The location of these is flexible. Currently I'm using /gbdb/db/targetDb/.

In that directory are two files per target: name.2bit (seqFile) and, if seqTable and extFileTable are specified, name.fa.

It is possible that one target server and sequence file could be shared across several genome databases; for example, a human mRNA gfServer could be shared by hg* dbs. In that case, putting the sequence somewhere other than the /gbdb/db directories would make sense.


Genome database tables

pslTable maps the target sequence coordinates to genomic; if specified, seqTable and extFileTable support flexible organization of sequences into fasta files.

Potential for automation

All of this could be automated except for a few critical pieces: running the blatServers, QA, and release.  :)

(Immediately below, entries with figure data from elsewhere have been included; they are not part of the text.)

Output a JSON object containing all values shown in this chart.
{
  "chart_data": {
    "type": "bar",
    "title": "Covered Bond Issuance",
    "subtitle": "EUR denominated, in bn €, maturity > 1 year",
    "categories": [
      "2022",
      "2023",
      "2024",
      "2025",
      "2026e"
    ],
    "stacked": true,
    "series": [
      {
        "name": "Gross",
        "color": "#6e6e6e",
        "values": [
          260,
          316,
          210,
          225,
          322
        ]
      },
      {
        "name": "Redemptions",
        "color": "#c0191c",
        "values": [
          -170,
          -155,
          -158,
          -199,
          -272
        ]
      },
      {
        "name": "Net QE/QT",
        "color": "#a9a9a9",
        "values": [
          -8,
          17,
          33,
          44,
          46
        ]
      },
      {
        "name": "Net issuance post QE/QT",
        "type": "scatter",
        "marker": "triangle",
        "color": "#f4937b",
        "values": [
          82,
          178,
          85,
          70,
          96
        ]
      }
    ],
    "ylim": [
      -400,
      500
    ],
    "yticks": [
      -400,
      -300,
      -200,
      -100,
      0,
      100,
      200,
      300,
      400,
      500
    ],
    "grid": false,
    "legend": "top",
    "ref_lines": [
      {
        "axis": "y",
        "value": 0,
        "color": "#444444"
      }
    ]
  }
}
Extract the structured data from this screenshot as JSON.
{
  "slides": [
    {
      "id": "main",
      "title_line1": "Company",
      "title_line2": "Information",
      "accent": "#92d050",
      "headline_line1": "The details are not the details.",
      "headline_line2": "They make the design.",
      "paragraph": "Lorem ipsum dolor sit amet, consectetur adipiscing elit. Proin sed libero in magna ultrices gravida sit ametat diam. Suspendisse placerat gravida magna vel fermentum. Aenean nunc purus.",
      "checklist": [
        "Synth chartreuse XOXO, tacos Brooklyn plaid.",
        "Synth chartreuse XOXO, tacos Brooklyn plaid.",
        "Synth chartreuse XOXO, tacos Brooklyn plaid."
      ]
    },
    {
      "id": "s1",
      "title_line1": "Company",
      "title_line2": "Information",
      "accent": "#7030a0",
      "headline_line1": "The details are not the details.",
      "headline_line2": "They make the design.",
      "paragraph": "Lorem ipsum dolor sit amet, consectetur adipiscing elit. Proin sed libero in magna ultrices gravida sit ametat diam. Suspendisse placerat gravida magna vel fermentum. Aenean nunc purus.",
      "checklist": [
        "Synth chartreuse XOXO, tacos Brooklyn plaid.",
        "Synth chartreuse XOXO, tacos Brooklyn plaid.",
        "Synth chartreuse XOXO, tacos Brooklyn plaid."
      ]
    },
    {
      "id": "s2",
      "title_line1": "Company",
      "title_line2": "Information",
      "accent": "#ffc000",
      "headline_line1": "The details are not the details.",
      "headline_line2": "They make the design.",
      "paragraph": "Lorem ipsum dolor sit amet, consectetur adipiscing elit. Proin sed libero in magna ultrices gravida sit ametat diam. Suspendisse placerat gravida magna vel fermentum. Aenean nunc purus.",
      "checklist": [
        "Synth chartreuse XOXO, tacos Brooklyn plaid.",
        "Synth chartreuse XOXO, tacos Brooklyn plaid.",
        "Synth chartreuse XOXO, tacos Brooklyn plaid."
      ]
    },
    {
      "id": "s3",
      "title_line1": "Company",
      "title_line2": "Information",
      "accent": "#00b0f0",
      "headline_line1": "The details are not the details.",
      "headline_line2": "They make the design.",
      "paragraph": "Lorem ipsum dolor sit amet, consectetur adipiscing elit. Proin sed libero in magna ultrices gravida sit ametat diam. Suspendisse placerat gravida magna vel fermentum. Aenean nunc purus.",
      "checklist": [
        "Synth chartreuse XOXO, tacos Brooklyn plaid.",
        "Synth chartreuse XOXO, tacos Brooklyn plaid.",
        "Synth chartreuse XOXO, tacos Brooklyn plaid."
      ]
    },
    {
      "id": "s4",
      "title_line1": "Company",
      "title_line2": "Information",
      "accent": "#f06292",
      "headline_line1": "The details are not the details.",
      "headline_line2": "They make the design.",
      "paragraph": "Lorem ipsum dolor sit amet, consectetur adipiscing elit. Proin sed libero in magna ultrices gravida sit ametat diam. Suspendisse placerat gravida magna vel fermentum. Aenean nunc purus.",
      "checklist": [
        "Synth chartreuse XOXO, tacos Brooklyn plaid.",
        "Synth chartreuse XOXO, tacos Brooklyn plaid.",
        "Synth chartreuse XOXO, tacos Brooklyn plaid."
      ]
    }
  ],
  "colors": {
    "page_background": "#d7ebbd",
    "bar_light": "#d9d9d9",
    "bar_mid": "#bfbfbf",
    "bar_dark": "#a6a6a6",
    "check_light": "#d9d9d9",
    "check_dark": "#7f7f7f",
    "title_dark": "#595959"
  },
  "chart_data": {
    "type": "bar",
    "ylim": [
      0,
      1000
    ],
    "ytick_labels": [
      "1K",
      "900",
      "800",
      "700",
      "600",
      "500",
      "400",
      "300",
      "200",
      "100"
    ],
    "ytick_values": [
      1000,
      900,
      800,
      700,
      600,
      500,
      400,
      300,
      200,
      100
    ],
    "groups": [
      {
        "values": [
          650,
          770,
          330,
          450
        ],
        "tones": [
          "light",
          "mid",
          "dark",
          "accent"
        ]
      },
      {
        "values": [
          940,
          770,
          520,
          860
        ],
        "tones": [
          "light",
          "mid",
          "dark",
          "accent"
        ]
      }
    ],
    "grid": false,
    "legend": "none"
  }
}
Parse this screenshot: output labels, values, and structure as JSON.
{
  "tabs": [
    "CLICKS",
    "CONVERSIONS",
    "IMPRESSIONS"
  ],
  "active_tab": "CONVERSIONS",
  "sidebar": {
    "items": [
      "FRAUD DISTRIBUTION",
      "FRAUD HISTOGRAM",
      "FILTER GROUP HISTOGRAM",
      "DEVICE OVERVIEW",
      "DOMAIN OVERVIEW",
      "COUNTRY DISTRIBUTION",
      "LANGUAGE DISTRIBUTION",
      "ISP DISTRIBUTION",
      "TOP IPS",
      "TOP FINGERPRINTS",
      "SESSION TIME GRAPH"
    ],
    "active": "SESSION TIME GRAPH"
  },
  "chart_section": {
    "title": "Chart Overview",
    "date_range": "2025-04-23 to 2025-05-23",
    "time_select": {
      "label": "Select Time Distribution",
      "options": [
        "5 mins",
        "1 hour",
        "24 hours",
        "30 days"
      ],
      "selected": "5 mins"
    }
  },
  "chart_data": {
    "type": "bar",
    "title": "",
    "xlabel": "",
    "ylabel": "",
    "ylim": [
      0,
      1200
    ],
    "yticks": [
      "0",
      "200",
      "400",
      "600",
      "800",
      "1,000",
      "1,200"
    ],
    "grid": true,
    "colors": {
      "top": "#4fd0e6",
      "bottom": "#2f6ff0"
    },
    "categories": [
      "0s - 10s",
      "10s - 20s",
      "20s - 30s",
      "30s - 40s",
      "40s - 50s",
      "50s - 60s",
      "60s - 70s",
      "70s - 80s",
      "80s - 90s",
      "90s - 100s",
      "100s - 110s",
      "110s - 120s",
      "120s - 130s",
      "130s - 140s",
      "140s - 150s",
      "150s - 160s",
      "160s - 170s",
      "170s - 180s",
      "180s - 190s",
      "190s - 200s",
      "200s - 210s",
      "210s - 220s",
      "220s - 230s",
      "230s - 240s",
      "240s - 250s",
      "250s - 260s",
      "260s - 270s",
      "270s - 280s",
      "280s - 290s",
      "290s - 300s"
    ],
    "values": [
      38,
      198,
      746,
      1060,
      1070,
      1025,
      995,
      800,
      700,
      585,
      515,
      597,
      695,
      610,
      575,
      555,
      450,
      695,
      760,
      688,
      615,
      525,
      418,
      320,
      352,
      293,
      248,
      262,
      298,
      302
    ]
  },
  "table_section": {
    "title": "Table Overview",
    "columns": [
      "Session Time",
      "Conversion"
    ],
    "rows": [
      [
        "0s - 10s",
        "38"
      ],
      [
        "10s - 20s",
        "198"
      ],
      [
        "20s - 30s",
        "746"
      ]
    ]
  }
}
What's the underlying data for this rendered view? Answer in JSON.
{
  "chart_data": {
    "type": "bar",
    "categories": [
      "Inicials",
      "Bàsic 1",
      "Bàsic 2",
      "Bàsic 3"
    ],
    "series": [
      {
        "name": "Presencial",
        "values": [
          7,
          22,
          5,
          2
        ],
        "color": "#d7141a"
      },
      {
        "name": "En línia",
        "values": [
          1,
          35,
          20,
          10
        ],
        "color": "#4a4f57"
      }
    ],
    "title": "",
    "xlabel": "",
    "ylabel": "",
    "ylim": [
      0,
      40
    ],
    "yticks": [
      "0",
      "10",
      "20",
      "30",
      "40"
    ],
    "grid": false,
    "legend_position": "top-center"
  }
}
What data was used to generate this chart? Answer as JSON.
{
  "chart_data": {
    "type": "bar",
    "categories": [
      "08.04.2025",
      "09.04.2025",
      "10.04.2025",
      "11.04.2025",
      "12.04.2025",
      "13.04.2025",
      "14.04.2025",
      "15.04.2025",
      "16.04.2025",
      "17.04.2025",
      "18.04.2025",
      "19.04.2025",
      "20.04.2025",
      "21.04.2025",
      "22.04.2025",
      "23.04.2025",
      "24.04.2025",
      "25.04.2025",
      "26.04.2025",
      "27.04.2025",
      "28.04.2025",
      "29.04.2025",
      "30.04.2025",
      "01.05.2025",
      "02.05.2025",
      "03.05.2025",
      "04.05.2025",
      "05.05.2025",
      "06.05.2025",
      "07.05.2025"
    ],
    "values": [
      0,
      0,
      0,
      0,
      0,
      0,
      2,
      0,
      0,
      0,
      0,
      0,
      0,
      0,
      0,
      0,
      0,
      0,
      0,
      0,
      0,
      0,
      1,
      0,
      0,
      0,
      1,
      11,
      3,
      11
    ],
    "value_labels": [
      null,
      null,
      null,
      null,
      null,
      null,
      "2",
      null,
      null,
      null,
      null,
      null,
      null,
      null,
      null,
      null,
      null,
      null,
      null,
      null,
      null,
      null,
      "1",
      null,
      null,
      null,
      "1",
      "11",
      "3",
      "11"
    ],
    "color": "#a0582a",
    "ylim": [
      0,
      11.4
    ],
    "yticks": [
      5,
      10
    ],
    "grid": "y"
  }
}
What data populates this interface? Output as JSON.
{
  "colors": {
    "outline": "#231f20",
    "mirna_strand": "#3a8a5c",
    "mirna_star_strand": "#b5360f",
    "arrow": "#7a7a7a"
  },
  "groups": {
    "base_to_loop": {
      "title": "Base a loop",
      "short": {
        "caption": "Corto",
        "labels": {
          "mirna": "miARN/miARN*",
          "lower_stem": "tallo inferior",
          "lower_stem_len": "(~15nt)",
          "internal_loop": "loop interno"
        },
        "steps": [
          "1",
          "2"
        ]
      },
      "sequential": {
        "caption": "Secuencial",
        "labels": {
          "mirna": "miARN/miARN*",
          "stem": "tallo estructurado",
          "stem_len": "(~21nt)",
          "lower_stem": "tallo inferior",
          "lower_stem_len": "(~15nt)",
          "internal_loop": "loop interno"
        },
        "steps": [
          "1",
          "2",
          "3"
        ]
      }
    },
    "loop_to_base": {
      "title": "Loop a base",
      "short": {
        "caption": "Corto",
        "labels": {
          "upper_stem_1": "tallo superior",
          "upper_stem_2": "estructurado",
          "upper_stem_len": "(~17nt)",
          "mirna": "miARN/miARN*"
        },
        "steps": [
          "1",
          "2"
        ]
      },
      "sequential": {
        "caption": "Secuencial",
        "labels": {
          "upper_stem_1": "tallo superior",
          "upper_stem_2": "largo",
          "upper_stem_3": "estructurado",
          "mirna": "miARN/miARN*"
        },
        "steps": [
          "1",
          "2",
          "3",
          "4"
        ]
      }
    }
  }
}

However, a script could certainly print out instructions (including template email to cluster-admin, template push request) and make sub-scripts for the automatable parts: creating the necessary tables/files and updating targetDb and blatServers in the central database.

For QA as well, some automation is possible. For example, a script could pick a sequence from the target .2bit, extract some primers and their coords, and show what the hgPcr result should be -- same thing would work for genomic PCR (with $db.2bit).


Synchronization/Release

Synchronizing across the central db, blat servers, /gbdb and genome db tables will be a challenge, especially when rolling out changes from hgwdev/hgcentraltest to hgwbeta and the RR.

One safeguard in place is a timestamp check: targetDb.time must be newer than any of the genome db tables or /gbdb file, or that target will be ignored. That will prevent a table/file update from causing incorrect results from hgPcr, but it doesn't cover the blat server. (Could gfServer status be enhanced to give an uptime / start date? maybe even name and timestamp of input file? :)

Rolling out an update of anything with both db tables and files, from hgwdev/hgcentraltest -> hgwbeta/hgcentralbeta + shared-with-RR /gbdb -> RR/hgcentral, is always more complicated than pushing out a brand new set. Here, even more moving parts are involved. So I think the only way that we can support updates is to use target names that include some kind of date (MmmYY like Apr08 should be enough). That allows us to add all components of a new target, while leaving the old target in place, then switchover in targetDb when everything else is in place.


Prototype on genome-test

hg18 hgPcr now shows the Target menu with two non-genome choices, UCSC Genes and Human mRNAs. Currently the blat servers are running on kolossus instead of proper blat server machines.